В дополнение к каждой газете, которую читал отец, он непременно выписывал также по три брошюры тех или иных наблюдателей за СМИ, в которых эта самая газета разносилась в пух и прах. Он учил меня находить неточности, логические уловки и предвзятые точки зрения в новостных колонках. Как-то раз папа спросил меня:
– Как ты думаешь, почему в газетах публикуются правки к статьям?
– Потому что они хотят исправить свои ошибки, сделать так, чтобы новость была правильной? – предположил я.
– Нет, они хотят, чтобы ты именно так и думал, – ответил отец. – Они публикуют правки для того, чтобы создать у читателя впечатление, что во всех остальных статьях в этом номере ошибок нет.

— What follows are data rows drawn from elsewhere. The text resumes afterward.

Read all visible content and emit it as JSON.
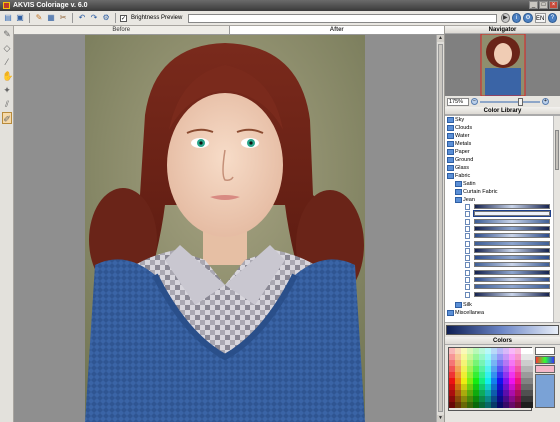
{
  "app": {
    "title": "AKVIS Coloriage v. 6.0"
  },
  "window_buttons": {
    "minimize": "_",
    "maximize": "□",
    "close": "×"
  },
  "toolbar": {
    "brightness_preview_label": "Brightness Preview",
    "brightness_preview_checked": true,
    "language": "EN"
  },
  "tabs": {
    "before": "Before",
    "after": "After"
  },
  "navigator": {
    "title": "Navigator",
    "zoom": "175%"
  },
  "color_library": {
    "title": "Color Library",
    "items": [
      {
        "label": "Sky",
        "level": 0
      },
      {
        "label": "Clouds",
        "level": 0
      },
      {
        "label": "Water",
        "level": 0
      },
      {
        "label": "Metals",
        "level": 0
      },
      {
        "label": "Paper",
        "level": 0
      },
      {
        "label": "Ground",
        "level": 0
      },
      {
        "label": "Glass",
        "level": 0
      },
      {
        "label": "Fabric",
        "level": 0
      },
      {
        "label": "Satin",
        "level": 1
      },
      {
        "label": "Curtain Fabric",
        "level": 1
      },
      {
        "label": "Jean",
        "level": 1
      }
    ],
    "after_items": [
      {
        "label": "Silk",
        "level": 1
      },
      {
        "label": "Miscellanea",
        "level": 0
      }
    ]
  },
  "colors_panel": {
    "title": "Colors"
  },
  "colors": {
    "accent": "#4a7fc1",
    "jean_dark": "#1a2c66",
    "jean_light": "#a8b8d8"
  }
}
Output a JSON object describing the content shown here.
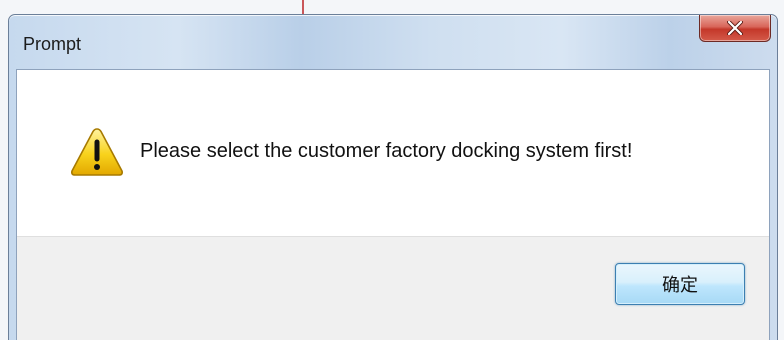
{
  "dialog": {
    "title": "Prompt",
    "message": "Please select the customer factory docking system first!",
    "icon": "warning-icon",
    "close_icon": "close-icon"
  },
  "buttons": {
    "ok_label": "确定"
  },
  "colors": {
    "close_button": "#c4382a",
    "ok_button_border": "#3c7fb1",
    "warning_yellow": "#f5c400"
  }
}
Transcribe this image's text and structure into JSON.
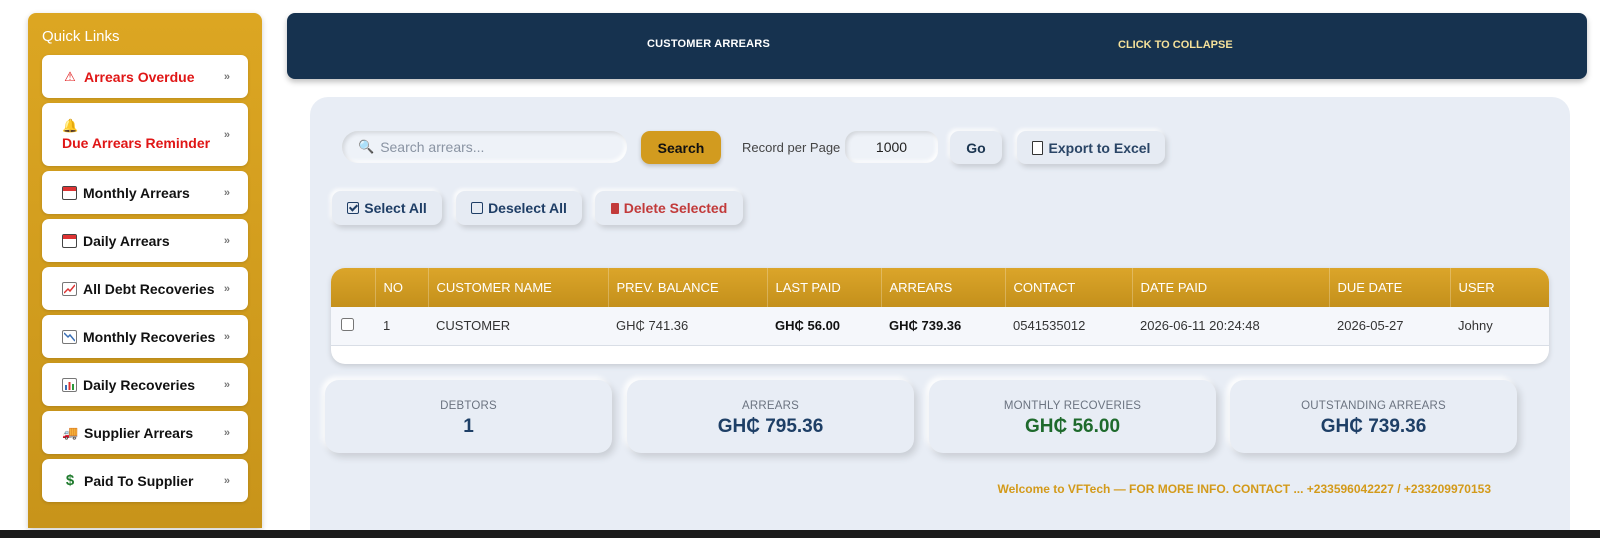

Мы с папой устраивали своеобразные учебные дебаты на политические и философские темы, разбирали утверждения и аргументы, и он показывал мне, почему то или иное заявление является уловкой. На примерах из новостей, политики и истории, современной и древней, он показывал мне, как люди раз за разом используют одни и те же ложные доводы, поскольку им не хватает креативности для новых. Папа посвятил меня в древнегреческий софизм и рассказал, как еще в те времена назывались определенные виды логических уловок и ошибок. Во время таких разговоров папа всегда смотрел строго вперед и никогда не переводил глаза на меня – он смотрел куда-то в пространство сосредоточенным взглядом канатоходца. Иногда он говорил низко, уверенными басовитыми раскатами, а иногда звучал точь-в-точь как комик на сцене.